A week after the President fired FBI Director James Comey, a top Republican in Congress asked the bureau to turn over memos that Comey reportedly wrote after conversations earlier this year with President Donald Trump, as the White House denied press reports that Mister Trump had pressed Comey to back off on an investigation into former National Security Adviser Michael Flynn.
"If true, these memoranda raise questions as to whether the President attempted to influence or impede the FBI's investigation as it relates to Lt. Gen Flynn," wrote Rep. Jason Chaffetz (R-UT), the head of the House Oversight Committee.
"I need to see it sooner rather than later," Chaffetz said of the Comey memo. "I have my subpoena pen ready."
As Republicans asked for Comey's evidence, there were bipartisan voices also calling for the former FBI Director to come before Congress and tell his story publicly.
"He should come back to the Congress and share what he knows of the President's conversations with him, on any of the Russian investigation," said Rep. Adam Schiff (D-CA), the top Democrat on the House Intelligence Committee, as Republicans also joined in those calls.
"Of course Director Comey should testify," said Rep. Cathy McMorris Rodgers (R-WA), a member of the House GOP leadership team.
"It's time for Comey to testify before Congress," said Rep. Adam Kinzinger (R-IL).
The impetus for lawmakers to hear from Comey came in the wake of a blockbuster New York Times story - which said that Comey had made notes after meetings with the President earlier this year, and that in one of those conversations, Mr. Trump had asked the FBI chief to end a probe of top aide, Michael Flynn.
On Capitol Hill, Republican lawmakers again drew large groups of reporters seeking comment, just a day after dealing with a high profile story about whether the President had revealed highly classified information to Russian diplomats in the Oval Office.
"It would be helpful to have less drama emanating from the White House," Senate Majority Leader Mitch McConnell observed dryly.
"I think I've said enough for a few days, I really have," said Sen. Bob Corker (R-TN), who a day earlier had said the Trump White House was in a 'downward spiral.'
But while some Republicans were clearly frustrated by recent events that have overwhelmed the White House, other GOP lawmakers kept focused on the Trump Agenda.

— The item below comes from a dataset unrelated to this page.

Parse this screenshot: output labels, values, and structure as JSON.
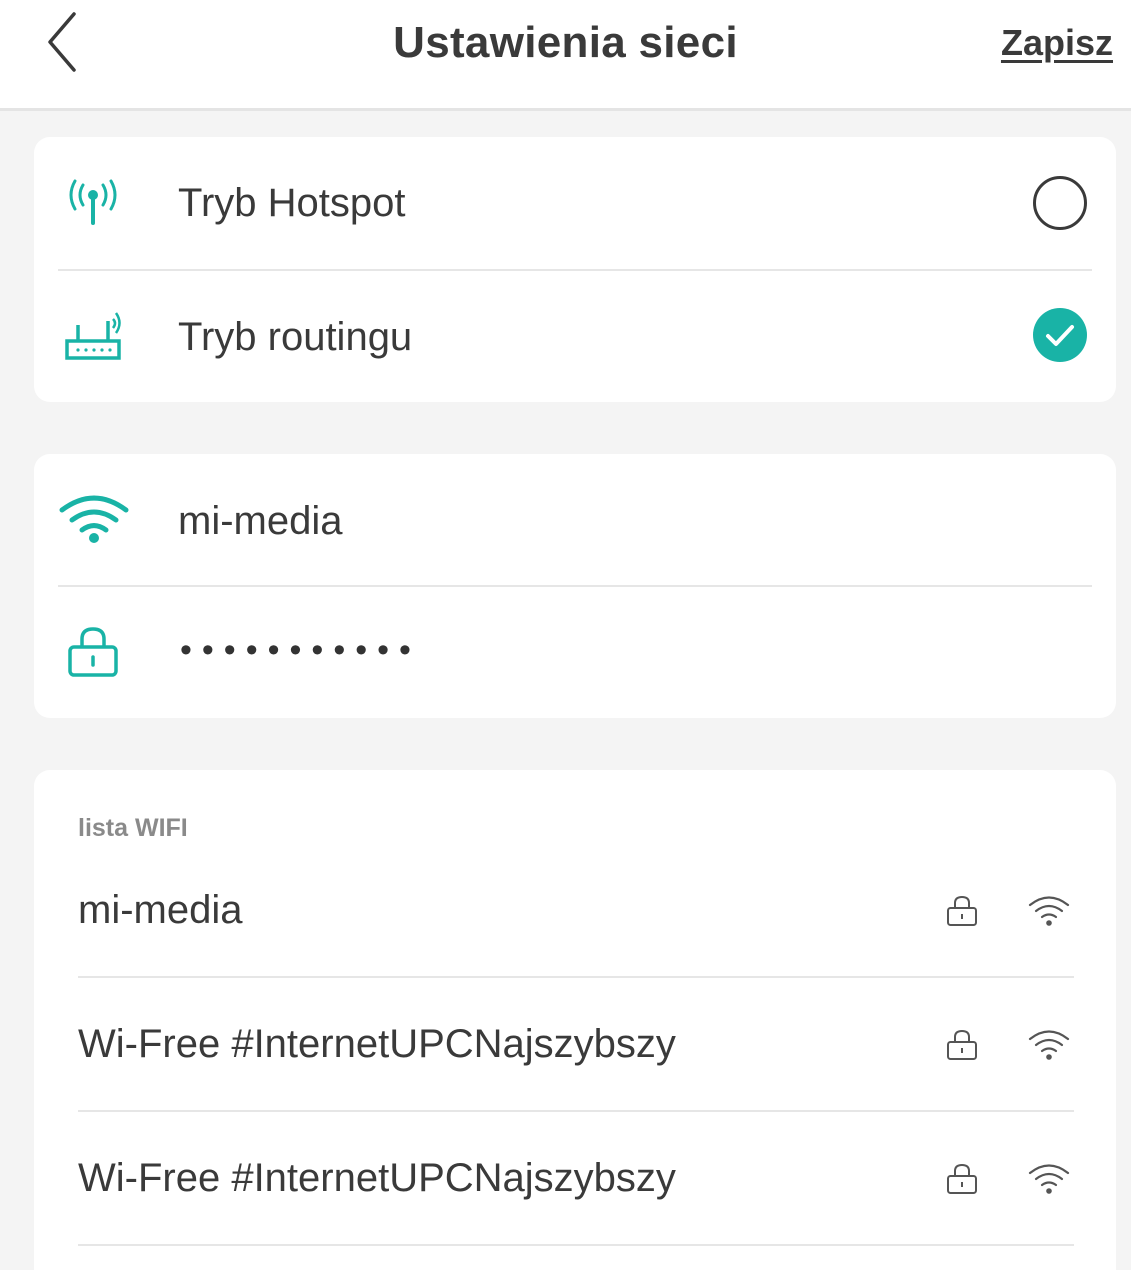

Asked if he still had confidence in Mr. Trump, Sen. David Perdue (R-GA), one of the President's strongest allies in Congress, did not stammer.
"Oh, I certainly do," Perdue said, just off the Senate floor. "Because he's getting things done, like he said he would do."
Perdue was one of the few GOP lawmakers active on social media Tuesday night, defending the President.
For other GOP lawmakers though, the constant barrage of stories involving the Trump White House were taking a toll, as cracks showed among Republicans.
"We need the memos, Comey should testify and I still believe that a special prosecutor should be named," said Rep. Mike Coffman (R-CO).
"Congress needs to see the Comey memo," said Sen. Jeff Flake (R-AZ).